Ito slept and soon Reiko started to nod off. Rhythmic breathing by the samurai was lulling her to sleep. The room started to get lighter and Reiko started awake, thinking that the morning was dawning, but the light was not coming through the windows. Ito's chest was starting to glow with a blue light that grew in strength and pulsed like a heartbeat. It remained motionless for a minute and then the light started to move, travelling under the skin it floated upward into the neck of Ito. It passed, rippling the skin as it went, through the face. Blue light exploded out of Ito's right eye as it passed underneath, bulging the eye out as it went. It finally stopped in the center of his forehead, then as quickly as it started glowing, it stopped, seeming to sink into the brain.
Reiko lifted an eyebrow, curious as to what that could have been. Just as she was thinking about getting up to investigate, Ito sat up.
In a very feminine voice, but one that would send chills up any spine, it said, "The sleeper awakens."
Reiko half lidded her eyes and quickly tried to resume a sleeping breathing rhythm.
The voice continued, "Ah Han Reiko, sleeping so peacefully tonight as you have for many nights now. So old and so foolish, such a simple test for the boy. Now will you trust him? Now will you love him?" Ito's hand brushed through Reiko's hair.

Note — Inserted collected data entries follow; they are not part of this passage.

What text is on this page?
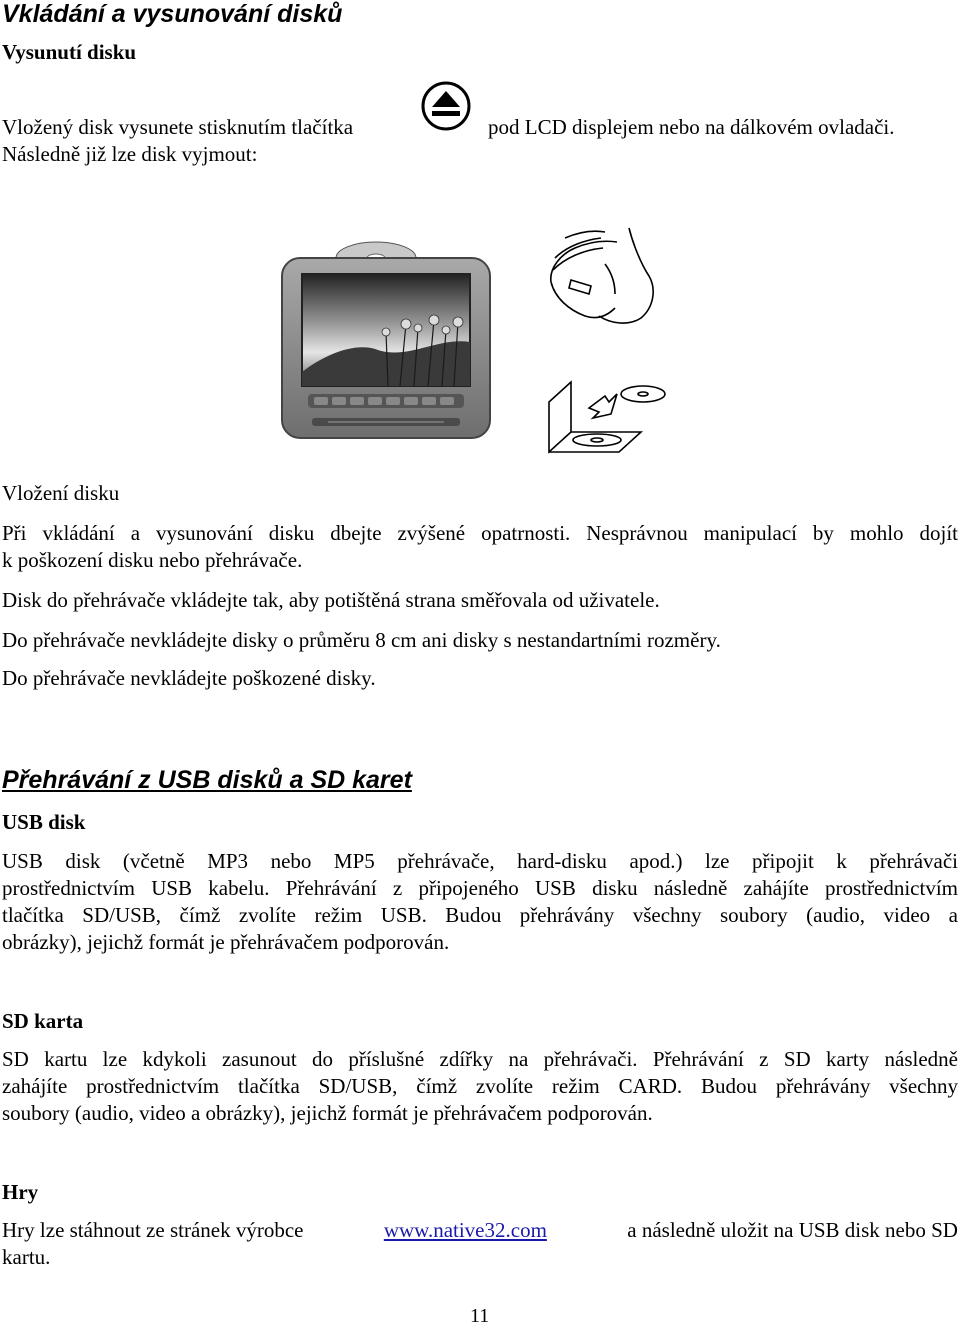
Vkládání a vysunování disků
Vysunutí disku
Vložený disk vysunete stisknutím tlačítka	pod LCD displejem nebo na dálkovém ovladači.
Následně již lze disk vyjmout:
Vložení disku
Při vkládání a vysunování disku dbejte zvýšené opatrnosti. Nesprávnou manipulací by mohlo dojít
k poškození disku nebo přehrávače.
Disk do přehrávače vkládejte tak, aby potištěná strana směřovala od uživatele.
Do přehrávače nevkládejte disky o průměru 8 cm ani disky s nestandartními rozměry.
Do přehrávače nevkládejte poškozené disky.
Přehrávání z USB disků a SD karet
USB disk
USB disk (včetně MP3 nebo MP5 přehrávače, hard-disku apod.) lze připojit k přehrávači
prostřednictvím USB kabelu. Přehrávání z připojeného USB disku následně zahájíte prostřednictvím
tlačítka SD/USB, čímž zvolíte režim USB. Budou přehrávány všechny soubory (audio, video a
obrázky), jejichž formát je přehrávačem podporován.
SD karta
SD kartu lze kdykoli zasunout do příslušné zdířky na přehrávači. Přehrávání z SD karty následně
zahájíte prostřednictvím tlačítka SD/USB, čímž zvolíte režim CARD. Budou přehrávány všechny
soubory (audio, video a obrázky), jejichž formát je přehrávačem podporován.
Hry
Hry lze stáhnout ze stránek výrobce	www.native32.com	a následně uložit na USB disk nebo SD
kartu.
11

"Probably." Ito smiled. Into his hand, he produced a small vial filled with a clear liquid, a small needle attached to it. Quickly he struck, plunging the needle into the heel of the sleeping samurai. She jerked in her sleep, but folded herself around Reiko and continued to slumber.
"No samurai would do the vile acts that you have perpetrated tonight. Your death will be long and lingering," the Ito creature said, and then turned to Reiko. "Sleep well and long, Reiko, your distraction of the boy has made me late."
The kitsune known as Ito silently left the room.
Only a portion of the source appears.